Thank God we in Iran have neither the desire nor the need to suffer from democracy.
The world petroleum story is one of the most inhuman known to man: in it, elementary moral and social principles are jeered at. If powerful oil trusts no longer despoil and humiliate our country it is not because these predators have become human, but because we have won a hard-fought battle which has been going on since the beginning of the century.
Government by inquisition has never been good. However, since January 1979, our country has been under the yoke of inquisitorial power. Five centuries after the Spanish Inquisition, Iran is living under the terror of a new Torquemada who is more pitiless and more sinister than its predecessor. In fact the Inquisition tribunals did not sentence men to be executed unless they were known to be heretics. They had the opportunity to recant and to repent; and they would call witnesses, which the Iranian Torquemada does not allow.
The tribunals are said to be Islamic. But the truth cannot be overlooked, and genuine Islamic law insists on the right of an accused man to defend himself. Islam is never served by hatred, vengeance and murder, but by justice, goodness, forgiveness and high moral standards. This explosion of hatred, supposedly "in the name of God", is an insult to God and to our religion. And this insult, I repeat, unfortunately threatens to do great harm to Islam, just as the Inquisition did great harm to Catholicism.
To be first in the Middle East is not enough. We must raise ourselves to the level of a great world power.
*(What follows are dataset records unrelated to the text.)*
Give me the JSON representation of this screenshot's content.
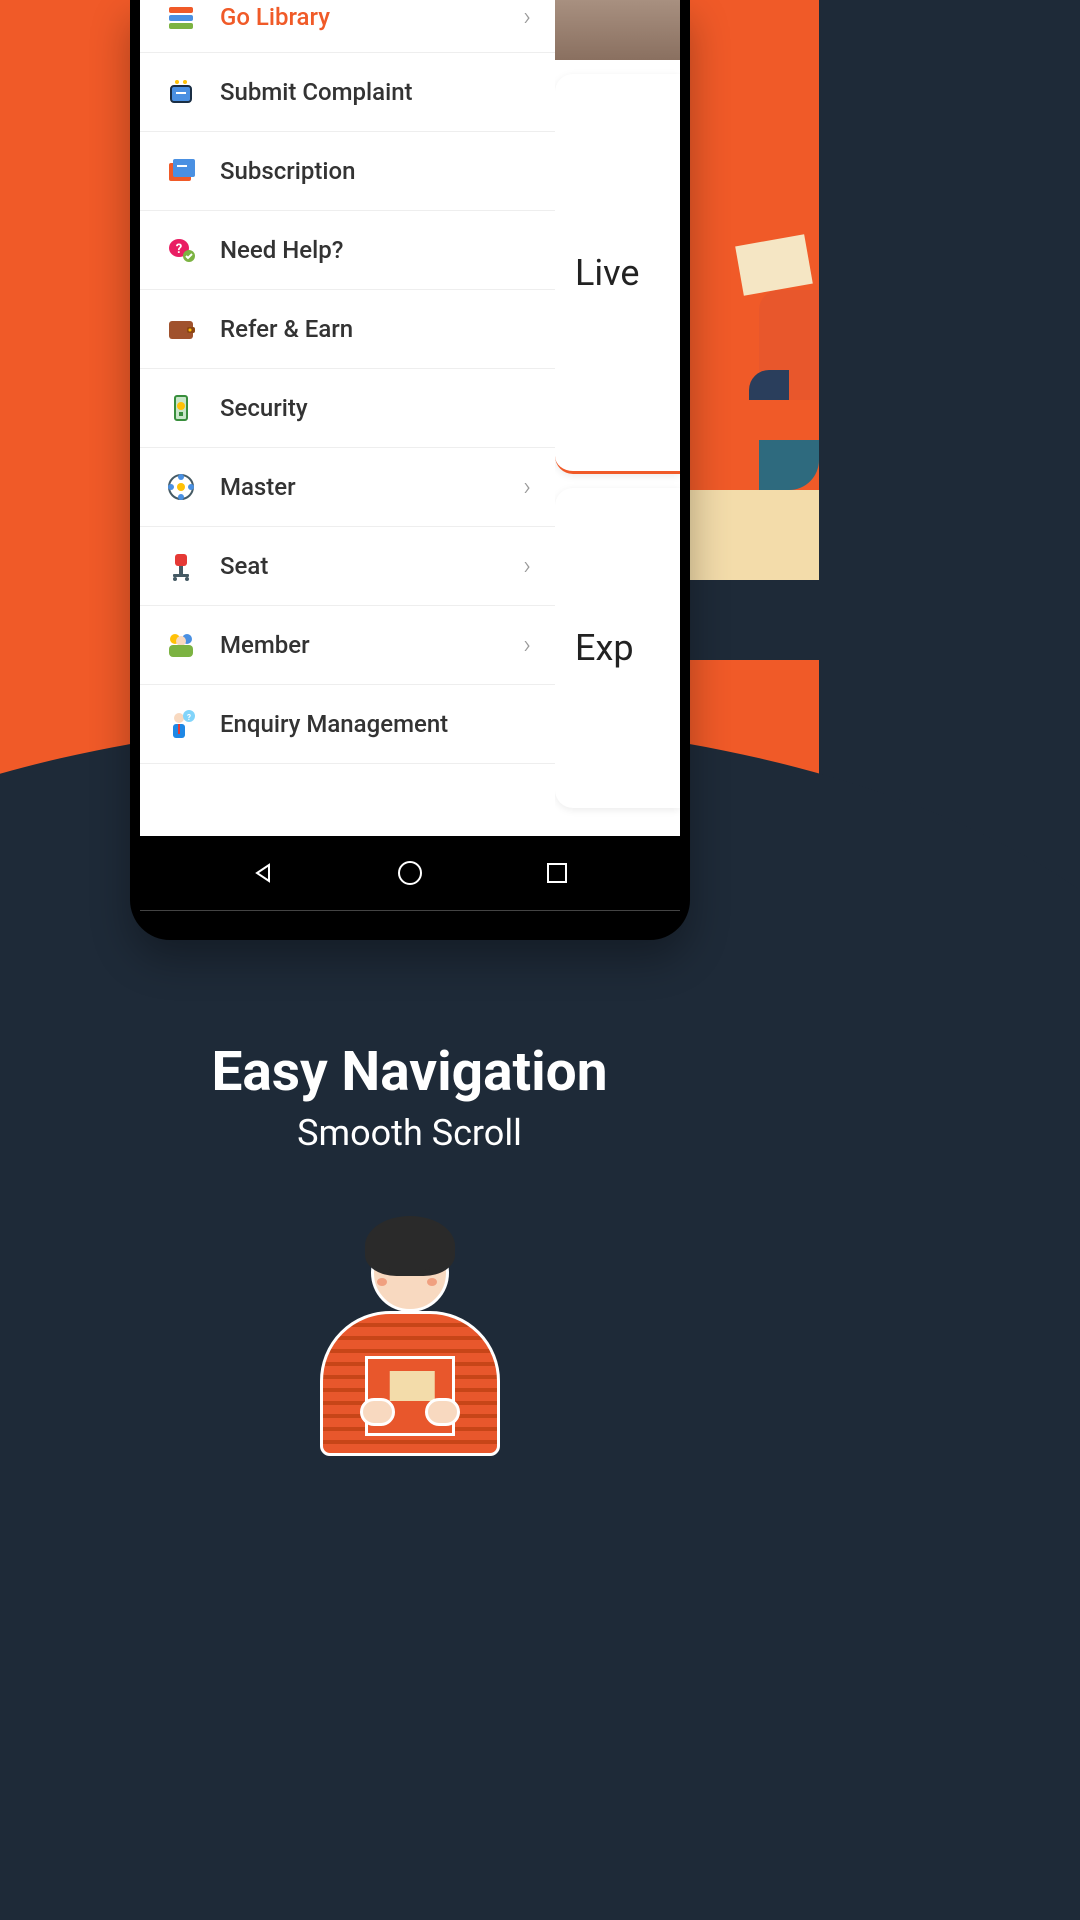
{
  "menu": {
    "items": [
      {
        "label": "Go Library",
        "active": true,
        "has_chevron": true,
        "icon": "books"
      },
      {
        "label": "Submit Complaint",
        "active": false,
        "has_chevron": false,
        "icon": "complaint"
      },
      {
        "label": "Subscription",
        "active": false,
        "has_chevron": false,
        "icon": "subscription"
      },
      {
        "label": "Need Help?",
        "active": false,
        "has_chevron": false,
        "icon": "help"
      },
      {
        "label": "Refer & Earn",
        "active": false,
        "has_chevron": false,
        "icon": "wallet"
      },
      {
        "label": "Security",
        "active": false,
        "has_chevron": false,
        "icon": "security"
      },
      {
        "label": "Master",
        "active": false,
        "has_chevron": true,
        "icon": "master"
      },
      {
        "label": "Seat",
        "active": false,
        "has_chevron": true,
        "icon": "seat"
      },
      {
        "label": "Member",
        "active": false,
        "has_chevron": true,
        "icon": "member"
      },
      {
        "label": "Enquiry Management",
        "active": false,
        "has_chevron": false,
        "icon": "enquiry"
      }
    ]
  },
  "peek": {
    "live": "Live",
    "exp": "Exp"
  },
  "promo": {
    "title": "Easy Navigation",
    "subtitle": "Smooth Scroll"
  },
  "colors": {
    "accent": "#f05a28",
    "dark": "#1e2a38"
  }
}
There is only one thing I can say about the Shah- he knows how to draw a crowd.
Yugoslavia is, with Iran, the only country which under difficult, not to say agonising, circumstances stood up to Joseph Stalin. It was not easy to unite ethnic groups or to modernize a country like Yugoslavia, and it must be acknowledged that Marshal Tito achieved something extraordinary. May God grant that his successors be as capable as he.
You approach the Mullahs as if they are normal people. They are not. You see them in your own image; you should not.
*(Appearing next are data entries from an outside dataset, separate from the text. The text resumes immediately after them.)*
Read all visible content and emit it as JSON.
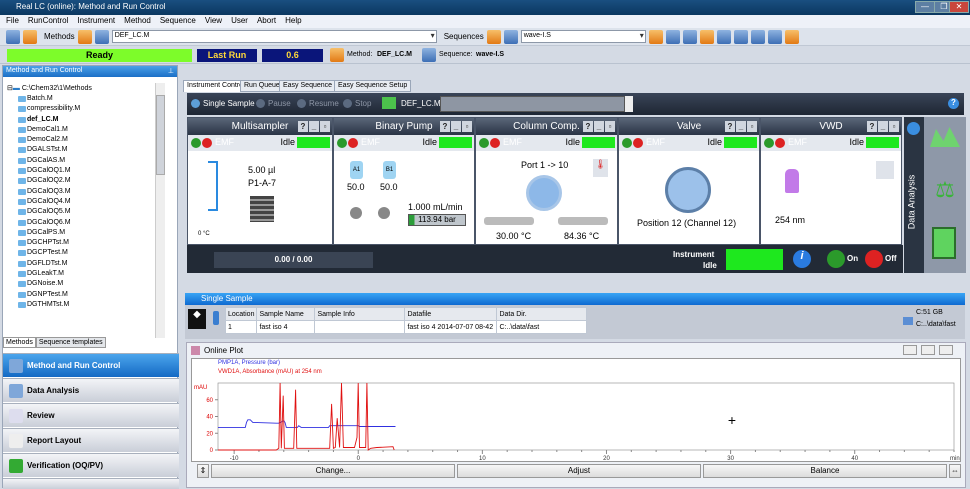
{
  "window": {
    "title": "Real LC (online): Method and Run Control",
    "controls": [
      "—",
      "❐",
      "✕"
    ]
  },
  "menu": [
    "File",
    "RunControl",
    "Instrument",
    "Method",
    "Sequence",
    "View",
    "User",
    "Abort",
    "Help"
  ],
  "toolbar": {
    "methods_label": "Methods",
    "method_value": "DEF_LC.M",
    "sequences_label": "Sequences",
    "sequence_value": "wave-I.S"
  },
  "status": {
    "state": "Ready",
    "state_color": "#7dfc2a",
    "last_run_label": "Last Run",
    "last_run_value": "0.6",
    "method_label": "Method:",
    "method_value": "DEF_LC.M",
    "sequence_label": "Sequence:",
    "sequence_value": "wave-I.S"
  },
  "left": {
    "title": "Method and Run Control",
    "root": "C:\\Chem32\\1\\Methods",
    "items": [
      "Batch.M",
      "compressibility.M",
      "def_LC.M",
      "DemoCal1.M",
      "DemoCal2.M",
      "DGALSTst.M",
      "DGCalAS.M",
      "DGCalOQ1.M",
      "DGCalOQ2.M",
      "DGCalOQ3.M",
      "DGCalOQ4.M",
      "DGCalOQ5.M",
      "DGCalOQ6.M",
      "DGCalPS.M",
      "DGCHPTst.M",
      "DGCPTest.M",
      "DGFLDTst.M",
      "DGLeakT.M",
      "DGNoise.M",
      "DGNPTest.M",
      "DGTHMTst.M"
    ],
    "tabs": [
      "Methods",
      "Sequence templates"
    ],
    "nav": [
      "Method and Run Control",
      "Data Analysis",
      "Review",
      "Report Layout",
      "Verification (OQ/PV)"
    ]
  },
  "tabs": [
    "Instrument Control",
    "Run Queue",
    "Easy Sequence",
    "Easy Sequence Setup"
  ],
  "control": {
    "single_sample": "Single Sample",
    "pause": "Pause",
    "resume": "Resume",
    "stop": "Stop",
    "method": "DEF_LC.M"
  },
  "modules": {
    "multisampler": {
      "title": "Multisampler",
      "status": "Idle",
      "emf": "EMF",
      "volume": "5.00 µl",
      "position": "P1-A-7",
      "temp": "0 °C"
    },
    "pump": {
      "title": "Binary Pump",
      "status": "Idle",
      "emf": "EMF",
      "a": "A1",
      "b": "B1",
      "a_level": "50.0",
      "b_level": "50.0",
      "flow": "1.000 mL/min",
      "pressure": "113.94 bar"
    },
    "column": {
      "title": "Column Comp.",
      "status": "Idle",
      "emf": "EMF",
      "port": "Port 1 -> 10",
      "temp_left": "30.00 °C",
      "temp_right": "84.36 °C"
    },
    "valve": {
      "title": "Valve",
      "status": "Idle",
      "emf": "EMF",
      "position": "Position 12 (Channel 12)"
    },
    "vwd": {
      "title": "VWD",
      "status": "Idle",
      "emf": "EMF",
      "wavelength": "254 nm"
    }
  },
  "bottom": {
    "progress": "0.00 / 0.00",
    "instrument": "Instrument",
    "idle": "Idle",
    "on": "On",
    "off": "Off"
  },
  "data_analysis_label": "Data Analysis",
  "single_sample": {
    "title": "Single Sample",
    "columns": [
      "Location",
      "Sample Name",
      "Sample Info",
      "Datafile",
      "Data Dir."
    ],
    "row": [
      "1",
      "fast iso 4",
      "",
      "fast iso 4 2014-07-07 08-42",
      "C:..\\data\\fast"
    ],
    "disk": "C:51 GB",
    "dir": "C:..\\data\\fast"
  },
  "plot": {
    "title": "Online Plot",
    "buttons": [
      "Change...",
      "Adjust",
      "Balance"
    ]
  },
  "chart_data": {
    "type": "line",
    "ylabel": "mAU",
    "xlabel": "min",
    "xlim": [
      -11.3,
      48
    ],
    "ylim": [
      0,
      80
    ],
    "xticks": [
      -10,
      0,
      10,
      20,
      30,
      40
    ],
    "yticks": [
      0,
      20,
      40,
      60
    ],
    "series": [
      {
        "name": "PMP1A, Pressure (bar)",
        "color": "#3030e0",
        "x": [
          -11.3,
          -9.1,
          -9,
          -8.9,
          -8.7,
          -8.5,
          -6.6,
          -6.4,
          -6,
          -5.9,
          -5.8,
          -4.9,
          -4.8,
          -4.6,
          -2.4,
          -2.3,
          0,
          0.1,
          3
        ],
        "y": [
          27,
          27,
          33,
          36,
          36,
          33,
          32,
          32,
          35,
          33,
          27,
          27,
          29,
          27,
          27,
          29,
          29,
          28,
          28
        ]
      },
      {
        "name": "VWD1A, Absorbance (mAU) at 254 nm",
        "color": "#e01010",
        "x": [
          -11.3,
          -9.3,
          -6.6,
          -6.4,
          -6.3,
          -6.2,
          -6.05,
          -5.95,
          -5.85,
          -5.2,
          -5.05,
          -4.95,
          -4.8,
          -2.3,
          -2.15,
          -2.0,
          -1.85,
          -1.7,
          -1.5,
          -1.35,
          -1.2,
          -1.05,
          -0.9,
          -0.3,
          -0.1,
          0,
          0.1,
          0.2,
          0.6,
          0.7,
          0.8,
          1.0,
          1.5,
          2.8,
          2.9
        ],
        "y": [
          0,
          0,
          0,
          2,
          80,
          2,
          65,
          2,
          2,
          2,
          72,
          2,
          2,
          2,
          55,
          2,
          3,
          38,
          3,
          80,
          3,
          3,
          3,
          3,
          15,
          80,
          3,
          3,
          3,
          80,
          0,
          2,
          3,
          4,
          0
        ]
      }
    ]
  }
}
I have learned by experience that a tragic end awaits anyone who dares cross swords with me; Nasser is no more, John and Robert Kennedy died at the hands of assassins, their brother Edward has been disgraced, Krushchev was toppled, the list is endless.
How can you hope to build up a nation by fragmenting its politics into opposing camps? Whatever one group builds, the other will endeavour to destroy.
It seems that amassing a fortune is not the Shah's chief aim in life. What appears to motivate him most, the thing to which he devotes all his energies, has much vaster implications: He wants to become a part of history, to engrave his name for all time not only on the history of his country of his country but on that of the entire world. With his mysticism, he might even hope to fill the spiritual void in the Western countries which, in his view, are floundering in materialism.
O Cyrus, great King, King of Kings, Achaemenian King, King of the land of Iran. I, the Shahanshah of Iran, offer thee salutations from myself and from my nation. Rest in peace, for we are awake, and we will always stay awake.
If I take a liking to someone, I need only the smallest shred of doubt to make me break it off. I am alone, but I don't feel alone... because God is up there. I know people sometimes make fun of me because I am religious, but I feel this profoundly. God is my only friend.